5.1 — Choose the name of your Auto Scaling group in the Auto Scaling groups console.
5.2 — Select the Instance management tab—take a look at what was launched, including the Instance type and Availability Zone. You should see an equal distribution of instances across each Availability Zone. You may see a lot of the same instance type or you may see a wide variety of instance types—this is price capacity optimized at work and the result of the decisions it has made in terms of which instance types to launch in each Availability Zone.
5.3 — Go back to the Load balancers console. Select the load balancer name to see additional details. Find the DNS name for the load balancer created in Step 1. Choose the copy icon next to the A Record to copy it to the clipboard and then paste it into a web browser.
5.4 — A simple website will be shown in the browser. Keep choosing the refresh button—each time you do this, the load balancer sends your request to a different instance. You should see the instance-id change with each request. This is also known as round-robin load balancing and is the default setting.
5.5 — Spend some time playing around with your Auto Scaling group. You can simulate Spot Interruptions by simply selecting some running instances from the EC2 Instances console and terminating them. Your website will continue to work as long as you have some instances running. EC2 Auto Scaling will detect that the instances have failed or been terminated and will replace them with fresh instances and automatically add them back to the load balancer within a short period of time, while maintaining an even spread across all of the Availability Zones.
What happens if you terminate all but one instance? How about if you terminate all of them? Give it try and observe how Auto Scaling responds. This is meant to illustrate how Auto Scaling works to keep your application running whenever instances are no longer available for any reason (such as human error)—not just an EC2 Spot interruption.
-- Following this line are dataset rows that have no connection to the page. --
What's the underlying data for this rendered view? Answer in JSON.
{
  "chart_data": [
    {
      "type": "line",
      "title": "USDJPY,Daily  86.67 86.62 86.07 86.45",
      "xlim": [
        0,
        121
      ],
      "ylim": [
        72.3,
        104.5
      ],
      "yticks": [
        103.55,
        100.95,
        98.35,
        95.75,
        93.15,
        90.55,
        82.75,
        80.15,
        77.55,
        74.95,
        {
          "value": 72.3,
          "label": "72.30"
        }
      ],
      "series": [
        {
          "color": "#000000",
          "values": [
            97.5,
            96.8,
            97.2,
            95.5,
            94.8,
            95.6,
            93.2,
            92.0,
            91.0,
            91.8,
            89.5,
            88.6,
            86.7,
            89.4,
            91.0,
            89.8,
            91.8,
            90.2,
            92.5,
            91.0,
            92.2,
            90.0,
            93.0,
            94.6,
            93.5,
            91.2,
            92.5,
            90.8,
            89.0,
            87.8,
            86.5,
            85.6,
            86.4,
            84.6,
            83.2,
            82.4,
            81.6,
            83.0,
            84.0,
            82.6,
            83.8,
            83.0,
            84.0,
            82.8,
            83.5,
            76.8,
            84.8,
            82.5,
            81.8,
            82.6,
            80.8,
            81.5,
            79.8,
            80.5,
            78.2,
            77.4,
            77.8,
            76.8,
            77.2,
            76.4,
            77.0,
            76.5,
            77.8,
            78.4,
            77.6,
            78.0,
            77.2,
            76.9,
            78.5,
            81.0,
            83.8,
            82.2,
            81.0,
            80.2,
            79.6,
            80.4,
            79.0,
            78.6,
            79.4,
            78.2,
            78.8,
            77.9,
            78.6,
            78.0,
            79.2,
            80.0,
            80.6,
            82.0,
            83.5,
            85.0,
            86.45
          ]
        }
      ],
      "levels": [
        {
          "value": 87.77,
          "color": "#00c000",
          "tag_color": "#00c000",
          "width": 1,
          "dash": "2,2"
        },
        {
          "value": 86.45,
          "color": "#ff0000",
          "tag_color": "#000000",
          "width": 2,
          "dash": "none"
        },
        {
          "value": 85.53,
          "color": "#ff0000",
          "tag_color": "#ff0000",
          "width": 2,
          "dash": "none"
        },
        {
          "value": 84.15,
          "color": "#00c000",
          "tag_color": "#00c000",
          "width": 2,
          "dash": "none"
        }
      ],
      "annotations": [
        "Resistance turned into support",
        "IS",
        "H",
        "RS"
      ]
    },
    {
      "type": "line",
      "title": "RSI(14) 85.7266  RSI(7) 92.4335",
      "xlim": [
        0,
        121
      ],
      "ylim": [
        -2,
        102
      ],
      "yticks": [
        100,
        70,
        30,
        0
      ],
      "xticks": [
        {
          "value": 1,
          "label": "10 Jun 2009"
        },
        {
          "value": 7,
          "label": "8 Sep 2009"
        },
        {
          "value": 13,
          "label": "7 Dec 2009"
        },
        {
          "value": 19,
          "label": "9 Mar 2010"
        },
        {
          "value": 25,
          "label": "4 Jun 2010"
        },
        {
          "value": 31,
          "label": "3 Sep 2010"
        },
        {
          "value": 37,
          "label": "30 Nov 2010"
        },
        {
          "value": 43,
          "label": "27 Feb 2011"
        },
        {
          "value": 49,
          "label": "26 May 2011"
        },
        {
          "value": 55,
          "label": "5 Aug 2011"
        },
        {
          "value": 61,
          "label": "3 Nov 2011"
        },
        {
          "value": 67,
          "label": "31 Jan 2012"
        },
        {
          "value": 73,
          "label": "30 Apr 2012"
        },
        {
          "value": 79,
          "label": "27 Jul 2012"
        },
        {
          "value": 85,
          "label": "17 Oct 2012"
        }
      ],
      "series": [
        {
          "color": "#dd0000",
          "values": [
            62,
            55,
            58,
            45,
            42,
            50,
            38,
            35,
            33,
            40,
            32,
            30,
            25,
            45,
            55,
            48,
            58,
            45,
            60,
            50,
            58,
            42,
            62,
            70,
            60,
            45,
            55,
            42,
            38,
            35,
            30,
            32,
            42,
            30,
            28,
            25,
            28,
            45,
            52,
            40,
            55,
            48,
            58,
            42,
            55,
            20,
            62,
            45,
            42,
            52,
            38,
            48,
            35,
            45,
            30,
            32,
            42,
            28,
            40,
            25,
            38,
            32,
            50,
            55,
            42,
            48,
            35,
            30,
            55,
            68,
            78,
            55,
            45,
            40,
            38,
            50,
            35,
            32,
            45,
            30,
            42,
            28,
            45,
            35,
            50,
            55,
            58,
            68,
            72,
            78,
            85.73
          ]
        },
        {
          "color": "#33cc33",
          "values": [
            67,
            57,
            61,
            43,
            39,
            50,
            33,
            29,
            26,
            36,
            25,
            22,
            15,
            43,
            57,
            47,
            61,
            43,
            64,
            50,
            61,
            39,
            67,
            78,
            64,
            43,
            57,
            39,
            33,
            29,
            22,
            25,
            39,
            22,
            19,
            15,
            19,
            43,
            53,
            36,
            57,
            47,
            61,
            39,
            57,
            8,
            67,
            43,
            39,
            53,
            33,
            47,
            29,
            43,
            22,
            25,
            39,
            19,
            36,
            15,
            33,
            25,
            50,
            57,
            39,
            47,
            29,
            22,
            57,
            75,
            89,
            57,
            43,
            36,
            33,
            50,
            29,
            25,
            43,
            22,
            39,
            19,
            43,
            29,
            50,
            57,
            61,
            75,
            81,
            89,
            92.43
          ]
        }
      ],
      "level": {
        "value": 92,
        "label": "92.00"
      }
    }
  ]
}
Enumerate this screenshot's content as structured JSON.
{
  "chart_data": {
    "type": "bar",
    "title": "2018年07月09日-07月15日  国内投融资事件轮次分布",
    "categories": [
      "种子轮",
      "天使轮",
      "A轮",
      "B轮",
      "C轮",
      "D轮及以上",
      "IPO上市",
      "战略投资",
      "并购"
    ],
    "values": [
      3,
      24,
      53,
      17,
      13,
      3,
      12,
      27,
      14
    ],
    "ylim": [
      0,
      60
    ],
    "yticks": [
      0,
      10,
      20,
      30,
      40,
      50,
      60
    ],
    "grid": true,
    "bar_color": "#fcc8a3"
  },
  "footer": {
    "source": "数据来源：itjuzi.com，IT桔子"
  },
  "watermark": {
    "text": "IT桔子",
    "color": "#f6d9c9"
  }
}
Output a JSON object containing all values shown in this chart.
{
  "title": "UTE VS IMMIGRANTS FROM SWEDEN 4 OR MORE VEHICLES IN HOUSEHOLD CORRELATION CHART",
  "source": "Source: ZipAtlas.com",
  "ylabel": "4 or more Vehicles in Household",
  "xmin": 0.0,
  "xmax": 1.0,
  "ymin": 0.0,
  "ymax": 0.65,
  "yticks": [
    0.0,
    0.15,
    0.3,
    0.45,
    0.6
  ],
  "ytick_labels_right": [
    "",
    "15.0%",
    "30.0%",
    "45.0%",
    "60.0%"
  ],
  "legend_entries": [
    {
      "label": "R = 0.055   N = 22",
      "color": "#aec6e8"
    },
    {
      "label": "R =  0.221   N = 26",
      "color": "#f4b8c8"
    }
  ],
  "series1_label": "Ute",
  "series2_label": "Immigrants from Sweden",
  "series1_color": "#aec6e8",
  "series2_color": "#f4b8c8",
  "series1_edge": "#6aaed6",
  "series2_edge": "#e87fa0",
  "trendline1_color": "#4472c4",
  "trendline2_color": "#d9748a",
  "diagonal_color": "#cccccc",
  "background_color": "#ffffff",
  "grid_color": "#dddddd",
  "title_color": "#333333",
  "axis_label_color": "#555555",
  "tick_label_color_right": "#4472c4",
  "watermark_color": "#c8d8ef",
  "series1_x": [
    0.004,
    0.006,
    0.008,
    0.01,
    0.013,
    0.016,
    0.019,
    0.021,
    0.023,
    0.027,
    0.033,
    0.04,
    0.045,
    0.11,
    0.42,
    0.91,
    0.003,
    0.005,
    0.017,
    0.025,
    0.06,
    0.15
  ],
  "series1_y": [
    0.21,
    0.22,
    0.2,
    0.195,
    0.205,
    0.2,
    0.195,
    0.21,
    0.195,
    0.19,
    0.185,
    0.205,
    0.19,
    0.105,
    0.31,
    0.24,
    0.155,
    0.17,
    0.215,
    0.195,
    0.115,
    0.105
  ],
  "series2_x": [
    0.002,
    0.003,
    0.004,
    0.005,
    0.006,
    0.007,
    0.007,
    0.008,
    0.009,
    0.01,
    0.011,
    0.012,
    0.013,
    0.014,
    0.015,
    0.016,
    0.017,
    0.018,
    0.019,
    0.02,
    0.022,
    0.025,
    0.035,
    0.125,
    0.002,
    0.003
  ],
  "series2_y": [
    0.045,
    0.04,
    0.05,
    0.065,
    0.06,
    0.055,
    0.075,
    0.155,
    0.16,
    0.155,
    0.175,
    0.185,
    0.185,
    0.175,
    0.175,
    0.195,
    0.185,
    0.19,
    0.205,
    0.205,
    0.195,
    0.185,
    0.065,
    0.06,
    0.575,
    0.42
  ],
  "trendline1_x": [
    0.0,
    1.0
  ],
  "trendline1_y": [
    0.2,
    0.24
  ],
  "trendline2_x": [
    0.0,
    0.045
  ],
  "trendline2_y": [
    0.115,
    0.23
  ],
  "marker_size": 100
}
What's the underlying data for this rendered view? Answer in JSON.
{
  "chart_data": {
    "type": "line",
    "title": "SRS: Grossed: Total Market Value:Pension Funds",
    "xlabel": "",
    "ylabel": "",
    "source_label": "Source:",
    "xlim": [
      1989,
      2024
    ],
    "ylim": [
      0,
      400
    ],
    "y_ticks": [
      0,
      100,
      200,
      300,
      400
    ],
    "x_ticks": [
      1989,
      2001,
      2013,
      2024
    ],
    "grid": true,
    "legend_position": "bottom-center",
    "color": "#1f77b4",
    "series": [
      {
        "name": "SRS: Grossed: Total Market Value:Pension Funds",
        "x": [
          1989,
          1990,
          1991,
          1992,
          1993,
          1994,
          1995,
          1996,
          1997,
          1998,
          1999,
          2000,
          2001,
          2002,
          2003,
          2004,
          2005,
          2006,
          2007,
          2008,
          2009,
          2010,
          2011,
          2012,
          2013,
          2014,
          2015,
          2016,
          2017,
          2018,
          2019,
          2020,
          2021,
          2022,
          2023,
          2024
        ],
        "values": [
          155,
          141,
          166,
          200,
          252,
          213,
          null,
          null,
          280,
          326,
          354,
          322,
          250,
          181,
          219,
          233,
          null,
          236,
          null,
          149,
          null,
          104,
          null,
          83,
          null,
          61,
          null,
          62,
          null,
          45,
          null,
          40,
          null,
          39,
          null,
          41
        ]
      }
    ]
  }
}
Because we are using multiple Availability Zones and EC2 Spot pools and following diversification best practices, having all our EC2 Spot Instances interrupted simultaneously isn’t a concern.
Hint: Choose the gear settings icon in the upper right—scroll down through the Instance Attributes and choose Lifecycle. Choose Confirm. Note you can now see which instances are Spot easily by scrolling all the way to the right.
5.6 — Go back to the Auto Scaling groups console and review the Activity history to see all of the actions that have been taken, and why.
6.1 — Although the Amazon EC2 Spot Instances are typically 70% to 90% less than an On-Demand EC2 instance, it is still a good idea to clean up and delete resources once you have completed the tutorial. This is a quick and easy process.
6.2 — Delete the Auto Scaling group you created—this will automatically terminate any instances that it currently manages. Enter delete when asked to confirm. Within a few moments, the group will be fully deleted and will disappear from the console. Double-check the Instances console to be sure that nothing is still running.
6.3 — From the Load balancers console, delete the Load Balancer you created. Enter confirm when asked to confirm. Load balancer will disappear almost immediately once you confirm for deletion.
6.4 — Navigate to the Target groups console (right below the Load balancer console) and delete the Target group you created. It will disappear immediately after you confirm with Yes, delete.
6.5 — Finally, open the Launch templates console, located below the Instances console, and delete your launch template. Once you enter Delete to confirm, the template will disappear.
6.6 — You have finished cleaning up and should no longer be incurring any costs.
Congratulations!! You just learned how to create an Auto Scaling group using EC2 Spot Instances with launch templates. Auto Scaling with load balancing will keep your stateless, fault-tolerant workload such as a web application running even after some instances are interrupted or experience other issues. You also learned how to see the actions taken by Auto Scaling.